Pero, etiquetándolo a usted en su conjunto, cree poder eliminarlo socialmente. Tiene necesidad de categorizarlo para justificar su odio. Entonces él se sitúa por encima de usted y esto le proporciona una sensación de poder. El etiquetador es un resentido que siente celos y envidia de su éxito, su valía o de la simpatía que usted tiene. Se recrea, pues, en su tarea estigmatizadora porque es su mecanismo de defensa para sobrevivir él. Lo peor del etiquetador es que difícilmente brinda una oportunidad a quien ya ha etiquetado. ¿Cómo asumir el riesgo de rectificar y sentirse nuevamente mal?

ESTRATEGIAS DEFENSIVAS

¿Es «su carácter»? ¿su «forma de ser»? ¿o su «manera de hablar»?

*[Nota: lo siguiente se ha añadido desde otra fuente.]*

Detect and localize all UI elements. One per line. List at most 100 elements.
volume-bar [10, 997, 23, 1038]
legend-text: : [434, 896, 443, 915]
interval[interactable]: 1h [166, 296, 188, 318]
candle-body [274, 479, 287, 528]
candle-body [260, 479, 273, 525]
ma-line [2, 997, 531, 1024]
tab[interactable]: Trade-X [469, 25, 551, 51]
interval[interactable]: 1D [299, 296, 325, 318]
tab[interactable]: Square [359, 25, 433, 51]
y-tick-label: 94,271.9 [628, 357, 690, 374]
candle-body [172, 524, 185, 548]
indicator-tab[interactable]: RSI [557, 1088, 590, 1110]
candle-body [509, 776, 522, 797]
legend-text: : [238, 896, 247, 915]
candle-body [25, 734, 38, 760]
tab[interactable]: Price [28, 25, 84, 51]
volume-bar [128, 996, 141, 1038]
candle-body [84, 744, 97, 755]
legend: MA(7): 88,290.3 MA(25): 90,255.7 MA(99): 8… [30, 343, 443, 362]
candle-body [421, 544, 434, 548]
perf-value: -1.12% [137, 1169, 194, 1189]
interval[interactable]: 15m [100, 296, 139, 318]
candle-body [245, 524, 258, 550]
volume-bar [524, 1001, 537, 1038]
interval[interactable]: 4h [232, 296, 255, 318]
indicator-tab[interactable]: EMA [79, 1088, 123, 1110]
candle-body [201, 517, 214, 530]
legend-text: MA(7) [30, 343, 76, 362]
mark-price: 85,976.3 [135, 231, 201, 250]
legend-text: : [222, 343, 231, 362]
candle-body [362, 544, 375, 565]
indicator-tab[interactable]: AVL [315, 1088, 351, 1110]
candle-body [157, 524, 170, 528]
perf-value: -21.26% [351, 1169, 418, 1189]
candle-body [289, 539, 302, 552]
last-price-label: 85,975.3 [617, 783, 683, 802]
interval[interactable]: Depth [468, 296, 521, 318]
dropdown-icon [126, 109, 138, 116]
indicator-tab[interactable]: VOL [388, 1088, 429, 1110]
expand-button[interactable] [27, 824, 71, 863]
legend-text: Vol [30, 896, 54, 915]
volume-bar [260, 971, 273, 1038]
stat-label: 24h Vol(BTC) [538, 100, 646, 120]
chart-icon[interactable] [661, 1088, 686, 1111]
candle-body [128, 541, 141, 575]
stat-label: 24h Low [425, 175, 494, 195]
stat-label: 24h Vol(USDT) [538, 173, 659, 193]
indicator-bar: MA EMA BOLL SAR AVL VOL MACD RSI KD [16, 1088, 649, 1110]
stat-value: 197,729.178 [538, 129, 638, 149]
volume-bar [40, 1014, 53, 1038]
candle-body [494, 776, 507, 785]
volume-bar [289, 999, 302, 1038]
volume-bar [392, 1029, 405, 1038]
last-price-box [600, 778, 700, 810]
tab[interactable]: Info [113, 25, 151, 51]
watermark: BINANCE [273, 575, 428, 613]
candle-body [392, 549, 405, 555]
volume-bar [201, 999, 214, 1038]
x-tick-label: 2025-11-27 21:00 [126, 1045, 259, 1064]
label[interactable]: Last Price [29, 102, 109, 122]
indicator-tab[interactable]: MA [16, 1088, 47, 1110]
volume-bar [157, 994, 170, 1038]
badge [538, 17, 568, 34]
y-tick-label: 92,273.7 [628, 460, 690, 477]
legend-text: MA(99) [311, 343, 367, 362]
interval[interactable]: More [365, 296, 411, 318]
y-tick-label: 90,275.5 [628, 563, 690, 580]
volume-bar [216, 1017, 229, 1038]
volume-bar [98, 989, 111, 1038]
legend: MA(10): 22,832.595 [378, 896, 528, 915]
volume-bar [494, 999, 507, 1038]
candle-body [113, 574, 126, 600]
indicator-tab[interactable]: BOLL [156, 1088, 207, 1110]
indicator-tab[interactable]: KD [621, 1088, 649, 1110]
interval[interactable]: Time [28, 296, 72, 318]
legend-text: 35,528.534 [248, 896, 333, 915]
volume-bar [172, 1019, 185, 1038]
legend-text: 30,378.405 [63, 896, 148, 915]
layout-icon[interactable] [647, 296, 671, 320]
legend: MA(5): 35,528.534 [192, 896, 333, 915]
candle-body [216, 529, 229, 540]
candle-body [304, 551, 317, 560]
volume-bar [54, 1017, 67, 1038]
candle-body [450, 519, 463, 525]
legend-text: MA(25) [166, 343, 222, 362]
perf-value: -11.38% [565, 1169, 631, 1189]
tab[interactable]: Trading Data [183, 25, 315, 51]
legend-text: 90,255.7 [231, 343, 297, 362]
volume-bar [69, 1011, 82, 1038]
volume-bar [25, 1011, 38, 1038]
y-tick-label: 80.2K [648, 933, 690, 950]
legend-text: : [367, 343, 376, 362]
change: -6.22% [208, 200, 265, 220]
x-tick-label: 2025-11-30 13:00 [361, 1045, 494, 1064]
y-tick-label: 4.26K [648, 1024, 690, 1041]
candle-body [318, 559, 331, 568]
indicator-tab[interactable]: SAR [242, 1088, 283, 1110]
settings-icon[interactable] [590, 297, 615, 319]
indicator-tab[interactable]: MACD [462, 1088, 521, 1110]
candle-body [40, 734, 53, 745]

A menudo las víctimas del etiquetador justifican su conducta con las frases que figuran más arriba. Tienen miedo de enfrentarse, son perezosas o creen que no es posible hacer cambiar al etiquetador. El cambio es perfectamente posible. Pero para que éste se suceda necesita usted cambiar primero. Esto es, no permitirle que el etiquetador siga siendo así. No alentarlo con su conformismo («es su carácter», «es su forma de hablar…»). Si usted pone barreras, puede hacer cambiar la conducta del etiquetador. Como quiera que éste es un híbrido entre el insultador y el chistoso, bastará que aplique la fórmula C explicada en el capítulo de estrategias del primero. ¿Se ha parado a pensar que estas personas son insoportables con usted porque usted se lo permite?